Na realidade nem é bem o direito ao aborto que está em causa. É o direito a não ser mãe, a não parir, a não passar nove meses alimentando e trazendo dentro de nós um ser que não desejamos completamente -uma violência imensa que se abate sobre parideira e parido. Os senhores não compreendem que estão a querer regular o corpo de um cidadão? Que estão a limitar esse mesmo cidadão às suas funções reprodutivas? Que nestas discussões as facções pretensamente pró-vida discorrem, falam, falam, falam, teorizam e arrotam sentenças ignorando totalmente a individualidade, a integridade e a dignidade de toda a mulher? Ignoram-nos, acusam-nos, ofendem-nos. Arrogam-se poderes de decisão sobre o nosso próprio corpo, as nossas entranhas, as nossas aspirações, a nossa capacidade de lidar com uma gravidez. Ficamos a saber que para os psiquiatras portugueses [que me desculpem a generalização as Gabrielas Moita e os Machado Vaz deste país], as únicas sequelas psicológicas indesejáveis de uma gravidez serão uma esquizofrenia, uma psicopatologia irreversível ou um qualquer tipo de desordem comportamental claramente catalogável. Uma depressão? Nada mais fácil, uns prozacs na altura certa e verão se este país não vai ser uma autêntica linha de montagem de famílias felizes na caçarola. Aliás, ficamos a saber também que por vezes o aborto pode ser mais um problema psicológico a acrescentar à gravidez. Ó senhores, mas que grande descoberta! Então afinal as mulheres não têm grande tendência para fazer abortos por desporto, ahn? Então afinal por que raio é que temos de as punir legalmente?

Mas o mais giro disto -e aquilo que me agrada particularmente como mulher- é a conclusão: em caso de dúvida, em caso de não se saber se será mais grave levar a cabo a gravidez ou interrompê-la, a escolha será sempre científica. Ou seja, nunca será da mulher que leva dentro de si algo que não deseja. Será, isso sim, de quem de direito: os senhores doutos e hirtos que nos olham severamente do alto inacessível das suas alturas, os doutos juízes, grandes senhores deste pequeno mundo, bem sentados nos seus cadeirões de braços, de pirilau arrumado e colhões ajeitadinhos. Para variar, a Natália é que tinha razão: se os homens engravidassem o aborto seria um sacramento. O que me espanta mais, realmente, é que não se ganhe vergonha na cara. Que homens como aquele que, de indicador em riste mesmo junto ao meu nariz, numa discussão sobre o assunto me gritou e repetiu que eu se abortasse era uma criminosa, uma assassina, não se olhem um dia ao espelho e vejam a carranca que eu vi e se assustem. Que não sintam nas costas o peso da quantidade de mulheres que matam ou mutilam todos os dias com a sua cega prepotência, com a sua tirana mediocridade.

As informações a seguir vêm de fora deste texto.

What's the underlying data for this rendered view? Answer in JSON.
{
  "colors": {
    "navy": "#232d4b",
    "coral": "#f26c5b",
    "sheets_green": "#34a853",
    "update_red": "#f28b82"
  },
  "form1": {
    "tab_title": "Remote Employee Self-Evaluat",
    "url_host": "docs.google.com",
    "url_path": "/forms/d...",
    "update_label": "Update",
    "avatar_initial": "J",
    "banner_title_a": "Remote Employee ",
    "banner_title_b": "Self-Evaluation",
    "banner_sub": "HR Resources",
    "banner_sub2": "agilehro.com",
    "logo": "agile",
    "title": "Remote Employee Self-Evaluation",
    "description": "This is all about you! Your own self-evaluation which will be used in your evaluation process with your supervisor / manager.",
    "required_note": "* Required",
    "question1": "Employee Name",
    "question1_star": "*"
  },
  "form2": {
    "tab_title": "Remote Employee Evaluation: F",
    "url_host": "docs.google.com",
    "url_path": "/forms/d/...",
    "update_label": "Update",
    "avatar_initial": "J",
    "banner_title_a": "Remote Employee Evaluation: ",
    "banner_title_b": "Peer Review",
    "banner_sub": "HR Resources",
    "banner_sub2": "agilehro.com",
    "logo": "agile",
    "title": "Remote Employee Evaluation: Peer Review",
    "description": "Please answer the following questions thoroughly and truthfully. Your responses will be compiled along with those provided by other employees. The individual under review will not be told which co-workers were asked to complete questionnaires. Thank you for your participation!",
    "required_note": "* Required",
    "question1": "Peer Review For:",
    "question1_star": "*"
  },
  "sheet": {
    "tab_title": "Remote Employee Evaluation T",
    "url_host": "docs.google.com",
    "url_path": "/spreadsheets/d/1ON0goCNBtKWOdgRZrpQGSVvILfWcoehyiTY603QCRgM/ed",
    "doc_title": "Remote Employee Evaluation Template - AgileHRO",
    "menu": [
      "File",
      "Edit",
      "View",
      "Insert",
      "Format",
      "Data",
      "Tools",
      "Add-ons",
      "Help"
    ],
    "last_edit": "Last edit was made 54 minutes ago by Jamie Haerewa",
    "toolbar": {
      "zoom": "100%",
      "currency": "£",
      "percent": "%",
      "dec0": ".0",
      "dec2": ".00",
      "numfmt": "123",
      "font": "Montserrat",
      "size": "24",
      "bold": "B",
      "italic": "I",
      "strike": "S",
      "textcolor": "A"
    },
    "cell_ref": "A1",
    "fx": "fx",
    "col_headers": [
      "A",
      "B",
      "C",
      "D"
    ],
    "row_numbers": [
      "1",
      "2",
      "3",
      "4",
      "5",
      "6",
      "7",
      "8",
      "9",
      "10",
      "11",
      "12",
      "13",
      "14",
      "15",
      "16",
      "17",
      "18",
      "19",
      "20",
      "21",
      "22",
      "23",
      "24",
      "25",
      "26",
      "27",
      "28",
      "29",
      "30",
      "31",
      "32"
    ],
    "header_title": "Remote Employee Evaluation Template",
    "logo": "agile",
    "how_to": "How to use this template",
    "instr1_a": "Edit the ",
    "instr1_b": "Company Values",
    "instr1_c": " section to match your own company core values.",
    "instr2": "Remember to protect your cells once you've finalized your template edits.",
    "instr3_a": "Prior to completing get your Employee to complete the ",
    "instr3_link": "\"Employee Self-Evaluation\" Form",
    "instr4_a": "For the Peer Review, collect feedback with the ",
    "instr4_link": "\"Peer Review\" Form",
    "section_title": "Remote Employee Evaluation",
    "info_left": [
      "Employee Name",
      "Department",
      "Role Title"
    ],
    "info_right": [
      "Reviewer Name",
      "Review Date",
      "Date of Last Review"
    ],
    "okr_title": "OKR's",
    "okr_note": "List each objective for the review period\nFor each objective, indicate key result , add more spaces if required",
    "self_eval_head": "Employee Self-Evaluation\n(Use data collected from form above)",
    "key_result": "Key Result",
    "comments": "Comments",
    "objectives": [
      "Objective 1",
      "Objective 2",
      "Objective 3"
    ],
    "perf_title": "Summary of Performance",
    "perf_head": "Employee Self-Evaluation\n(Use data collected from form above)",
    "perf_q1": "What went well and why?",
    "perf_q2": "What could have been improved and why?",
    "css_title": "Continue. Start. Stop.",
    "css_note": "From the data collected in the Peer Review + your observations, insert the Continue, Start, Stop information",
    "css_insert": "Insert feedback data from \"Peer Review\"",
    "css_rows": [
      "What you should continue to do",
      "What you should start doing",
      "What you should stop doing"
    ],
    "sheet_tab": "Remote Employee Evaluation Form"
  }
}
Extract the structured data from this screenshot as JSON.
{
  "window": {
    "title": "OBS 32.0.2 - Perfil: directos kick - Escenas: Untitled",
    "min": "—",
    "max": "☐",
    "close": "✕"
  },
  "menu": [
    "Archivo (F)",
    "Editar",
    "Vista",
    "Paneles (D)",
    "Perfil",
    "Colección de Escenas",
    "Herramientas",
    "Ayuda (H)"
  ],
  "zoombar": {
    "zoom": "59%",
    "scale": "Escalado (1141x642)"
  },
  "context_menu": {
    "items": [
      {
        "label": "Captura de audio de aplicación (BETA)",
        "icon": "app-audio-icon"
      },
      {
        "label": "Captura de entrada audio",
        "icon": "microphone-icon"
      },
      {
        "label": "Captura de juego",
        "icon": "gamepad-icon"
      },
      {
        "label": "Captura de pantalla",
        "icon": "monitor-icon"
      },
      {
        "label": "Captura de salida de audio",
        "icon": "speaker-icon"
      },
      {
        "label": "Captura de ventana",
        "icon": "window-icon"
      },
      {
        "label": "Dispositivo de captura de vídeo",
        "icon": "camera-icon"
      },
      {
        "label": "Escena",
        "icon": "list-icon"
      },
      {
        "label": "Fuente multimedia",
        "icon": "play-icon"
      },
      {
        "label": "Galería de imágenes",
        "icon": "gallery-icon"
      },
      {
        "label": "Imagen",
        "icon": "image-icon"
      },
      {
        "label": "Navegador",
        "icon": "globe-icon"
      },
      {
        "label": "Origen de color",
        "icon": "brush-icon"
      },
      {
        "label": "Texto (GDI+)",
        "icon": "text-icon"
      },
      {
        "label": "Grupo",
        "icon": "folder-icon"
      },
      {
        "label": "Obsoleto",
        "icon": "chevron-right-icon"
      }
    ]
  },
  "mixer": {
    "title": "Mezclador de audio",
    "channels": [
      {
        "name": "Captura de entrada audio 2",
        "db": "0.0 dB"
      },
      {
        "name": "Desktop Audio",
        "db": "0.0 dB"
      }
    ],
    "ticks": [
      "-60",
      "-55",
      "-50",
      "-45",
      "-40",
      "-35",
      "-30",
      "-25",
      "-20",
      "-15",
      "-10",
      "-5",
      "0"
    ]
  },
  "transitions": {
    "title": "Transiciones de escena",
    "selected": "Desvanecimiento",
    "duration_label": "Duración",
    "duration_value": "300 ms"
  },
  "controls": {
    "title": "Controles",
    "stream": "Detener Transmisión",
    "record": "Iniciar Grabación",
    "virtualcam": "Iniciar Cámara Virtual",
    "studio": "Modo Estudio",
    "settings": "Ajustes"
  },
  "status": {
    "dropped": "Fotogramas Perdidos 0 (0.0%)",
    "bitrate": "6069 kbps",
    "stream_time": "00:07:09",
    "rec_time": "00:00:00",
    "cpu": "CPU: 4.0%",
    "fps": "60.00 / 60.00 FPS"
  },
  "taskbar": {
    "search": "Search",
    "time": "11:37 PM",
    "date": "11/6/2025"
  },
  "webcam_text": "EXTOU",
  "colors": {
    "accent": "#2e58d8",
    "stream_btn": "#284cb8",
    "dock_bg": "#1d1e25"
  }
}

Essas atitudes não são pró-vida. Se tratam a vida e a identidade de um ser humano completo, de uma mulher, de uma cidadã, como algo de secundário numa discussão destas, como algo que não interessa, só são pró-vida no papel. Vivem com uma máscara, na necessidade absoluta que têm de regular a vida e a moralidade dos outros, independentemente das agressões inenarráveis em que incorrem ao fazê-lo. Não conseguem olhar a mulher como um ser completo, encaram-na apenas como um quadro clínico. São, portanto, anti-vida, porque são anti-respeito-pela-dignidade da mulher.

Comecei bem, portanto, este post: ia escrever sobre o parecer. Acabei deambulando - aparentemente, mas se calhar nem tanto. No que toca à questão jurídica que tentam constantemente transformar em científica, só posso aconselhar-vos a visita ao Miguel e uma passagem atenta pela caixa de comentários.

E desculpem lá qualquer coisinha, alguma acidez de que tantas vezes alguns gostam de me acusar. Mas façam um esforço por compreender: é do meu útero que se fala naquele parecer e nestes debates. É-me extraordinariamente difícil ser bem-educada quando querem obrigar-me a deixar que outros decidam por mim o que fazer com ele.